TrampolinePath
TrampolinePath<A> wraps Trampoline<A> for stack-safe recursion. Deep
recursive algorithms that would blow the stack with direct recursion become
safe with trampolining.
- Creating TrampolinePath instances
- Stack-safe recursive patterns
- When to use (and when not to)
Creation
// Immediate value (already computed)
TrampolinePath<Integer> done = Path.trampolineDone(42);
// Suspended computation (thunked)
TrampolinePath<Integer> suspended = Path.trampolineSuspend(() -> 42);
// From existing Trampoline
TrampolinePath<Integer> path = Path.trampoline(trampoline);
Core Operations
TrampolinePath<Integer> start = Path.trampolineDone(10);
TrampolinePath<Integer> doubled = start.map(n -> n * 2); // 20
TrampolinePath<Integer> chained = start.via(n ->
Path.trampolineDone(n + 5)); // 15
Stack-Safe Recursion
The real power is in recursive algorithms. Here's factorial without stack overflow:
TrampolinePath<Long> factorial(long n) {
return factorialHelper(n, 1L);
}
TrampolinePath<Long> factorialHelper(long n, long acc) {
if (n <= 1) {
return Path.trampolineDone(acc);
}
// Suspend to avoid stack growth
return Path.trampolineSuspend(() ->
factorialHelper(n - 1, n * acc).run());
}
// Compute factorial of 10000 - no stack overflow!

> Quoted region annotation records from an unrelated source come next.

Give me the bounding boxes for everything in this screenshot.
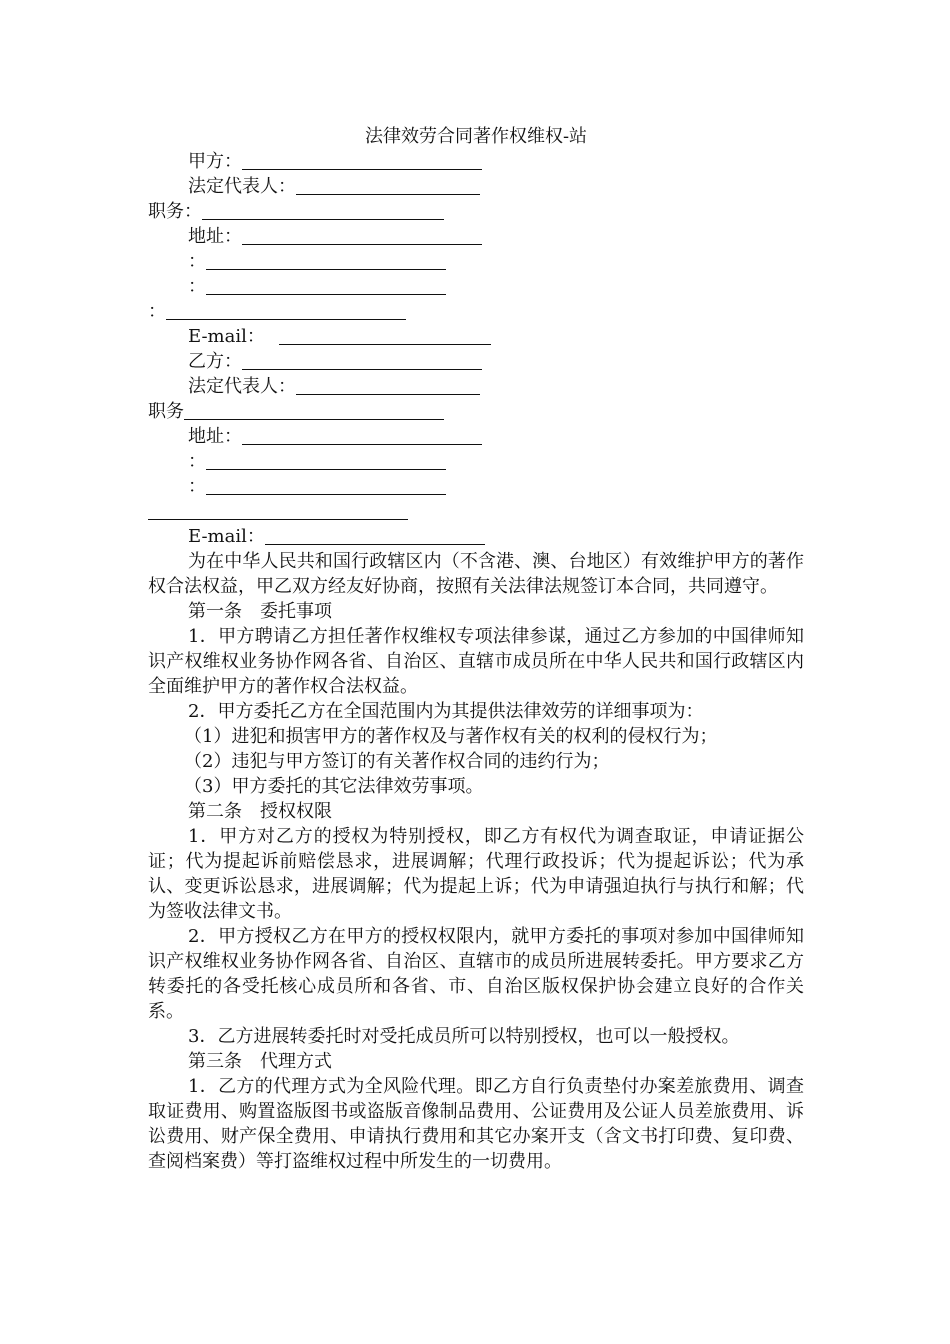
party-b-address-field — [148, 424, 804, 449]
article-1-item-3: （3）甲方委托的其它法律效劳事项。 — [184, 776, 484, 797]
party-b-field — [148, 349, 804, 374]
party-a-blank-label-1: ： — [188, 251, 206, 272]
party-a-address-blank[interactable] — [242, 226, 482, 245]
party-a-blank-3[interactable] — [166, 301, 406, 320]
party-a-blank-field-2 — [148, 274, 804, 299]
article-2-clause-2: 2．甲方授权乙方在甲方的授权权限内，就甲方委托的事项对参加中国律师知识产权维权业务协作网各省、自治区、直辖市的成员所进展转委托。甲方要求乙方转委托的各受托核心成员所和各省、市、自治区版权保护协会建立良好的合作关系。 — [148, 926, 804, 1022]
party-b-rep-blank[interactable] — [296, 376, 480, 395]
party-a-blank[interactable] — [242, 151, 482, 170]
party-a-address-label: 地址： — [188, 226, 242, 247]
document-title: 法律效劳合同著作权维权-站 — [364, 126, 588, 147]
article-2-heading: 第二条 授权权限 — [188, 801, 332, 822]
party-a-blank-1[interactable] — [206, 251, 446, 270]
party-b-blank-3[interactable] — [148, 501, 408, 520]
article-1-clause-2: 2．甲方委托乙方在全国范围内为其提供法律效劳的详细事项为： — [188, 701, 704, 722]
article-3-heading: 第三条 代理方式 — [188, 1051, 332, 1072]
party-b-post-field — [148, 399, 804, 424]
intro-paragraph: 为在中华人民共和国行政辖区内（不含港、澳、台地区）有效维护甲方的著作权合法权益，甲乙双方经友好协商，按照有关法律法规签订本合同，共同遵守。 — [148, 551, 804, 597]
party-b-address-blank[interactable] — [242, 426, 482, 445]
party-b-label: 乙方： — [188, 351, 242, 372]
party-a-post-field — [148, 199, 804, 224]
party-b-email-label: E-mail： — [188, 526, 265, 547]
party-a-rep-label: 法定代表人： — [188, 176, 296, 197]
party-b-email-field — [148, 524, 804, 549]
party-a-rep-field — [148, 174, 804, 199]
party-a-email-blank[interactable] — [279, 326, 491, 345]
party-b-post-label: 职务 — [148, 401, 184, 422]
party-b-email-blank[interactable] — [265, 526, 485, 545]
party-a-field — [148, 149, 804, 174]
party-b-rep-label: 法定代表人： — [188, 376, 296, 397]
article-2-clause-1: 1．甲方对乙方的授权为特别授权，即乙方有权代为调查取证，申请证据公证；代为提起诉前赔偿恳求，进展调解；代理行政投诉；代为提起诉讼；代为承认、变更诉讼恳求，进展调解；代为提起上诉；代为申请强迫执行与执行和解；代为签收法律文书。 — [148, 826, 804, 922]
document-body — [148, 124, 804, 1174]
party-b-blank-label-2: ： — [188, 476, 206, 497]
party-b-blank-1[interactable] — [206, 451, 446, 470]
party-a-blank-field-1 — [148, 249, 804, 274]
party-a-rep-blank[interactable] — [296, 176, 480, 195]
article-2-clause-3: 3．乙方进展转委托时对受托成员所可以特别授权，也可以一般授权。 — [188, 1026, 740, 1047]
article-1-item-2: （2）违犯与甲方签订的有关著作权合同的违约行为； — [184, 751, 610, 772]
party-a-blank-field-3 — [148, 299, 804, 324]
article-1-item-1: （1）进犯和损害甲方的著作权及与著作权有关的权利的侵权行为； — [184, 726, 718, 747]
party-a-address-field — [148, 224, 804, 249]
party-b-blank-label-1: ： — [188, 451, 206, 472]
party-b-blank-2[interactable] — [206, 476, 446, 495]
party-a-post-label: 职务： — [148, 201, 202, 222]
party-a-blank-label-3: ： — [148, 301, 166, 322]
article-1-clause-1: 1．甲方聘请乙方担任著作权维权专项法律参谋，通过乙方参加的中国律师知识产权维权业务协作网各省、自治区、直辖市成员所在中华人民共和国行政辖区内全面维护甲方的著作权合法权益。 — [148, 626, 804, 697]
party-a-label: 甲方： — [188, 151, 242, 172]
party-b-address-label: 地址： — [188, 426, 242, 447]
party-b-rep-field — [148, 374, 804, 399]
party-a-post-blank[interactable] — [202, 201, 444, 220]
party-b-blank-field-2 — [148, 474, 804, 499]
party-a-email-label: E-mail： — [188, 326, 265, 347]
party-a-email-field — [148, 324, 804, 349]
article-1-heading: 第一条 委托事项 — [188, 601, 332, 622]
party-b-post-blank[interactable] — [184, 401, 444, 420]
party-a-blank-label-2: ： — [188, 276, 206, 297]
party-b-blank-field-1 — [148, 449, 804, 474]
party-b-blank-field-3 — [148, 499, 804, 524]
party-a-blank-2[interactable] — [206, 276, 446, 295]
party-b-blank[interactable] — [242, 351, 482, 370]
article-3-clause-1: 1．乙方的代理方式为全风险代理。即乙方自行负责垫付办案差旅费用、调查取证费用、购置盗版图书或盗版音像制品费用、公证费用及公证人员差旅费用、诉讼费用、财产保全费用、申请执行费用和其它办案开支（含文书打印费、复印费、查阅档案费）等打盗维权过程中所发生的一切费用。 — [148, 1076, 804, 1172]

Long result = factorial(10000L).run().run();
Compare with naive recursion:
// This WILL overflow the stack for large n
long naiveFactorial(long n) {
if (n <= 1) return 1;
return n * naiveFactorial(n - 1); // Stack frame per call!
}
Mutual Recursion
Trampolining also handles mutual recursion:
TrampolinePath<Boolean> isEven(int n) {
if (n == 0) return Path.trampolineDone(true);
return Path.trampolineSuspend(() -> isOdd(n - 1).run());
}
TrampolinePath<Boolean> isOdd(int n) {
if (n == 0) return Path.trampolineDone(false);
return Path.trampolineSuspend(() -> isEven(n - 1).run());
}
// Works for any depth
Boolean result = isEven(1_000_000).run().run(); // true
Extraction
TrampolinePath<Integer> path = Path.trampolineDone(42);
// Get the Trampoline
Trampoline<Integer> trampoline = path.run();
// Execute (runs the trampoline to completion)
Integer value = trampoline.run();
// Or chain: path.run().run()
When to Use
TrampolinePath is right when:
- You have deep recursive algorithms that could overflow the stack
- Tree traversal, graph algorithms, or mathematical computations
- Mutual recursion patterns
- You need guaranteed stack safety regardless of input size
TrampolinePath is wrong when:
- Recursion depth is bounded and small (regular recursion is simpler)
- You're not doing recursion at all
- Performance is critical and you can use iteration instead
Trampolining converts recursive calls into a loop. Instead of each recursive call adding a stack frame, it returns a "continue" instruction. The trampoline runner loops until it gets a "done" instruction. Result: O(1) stack space regardless of recursion depth.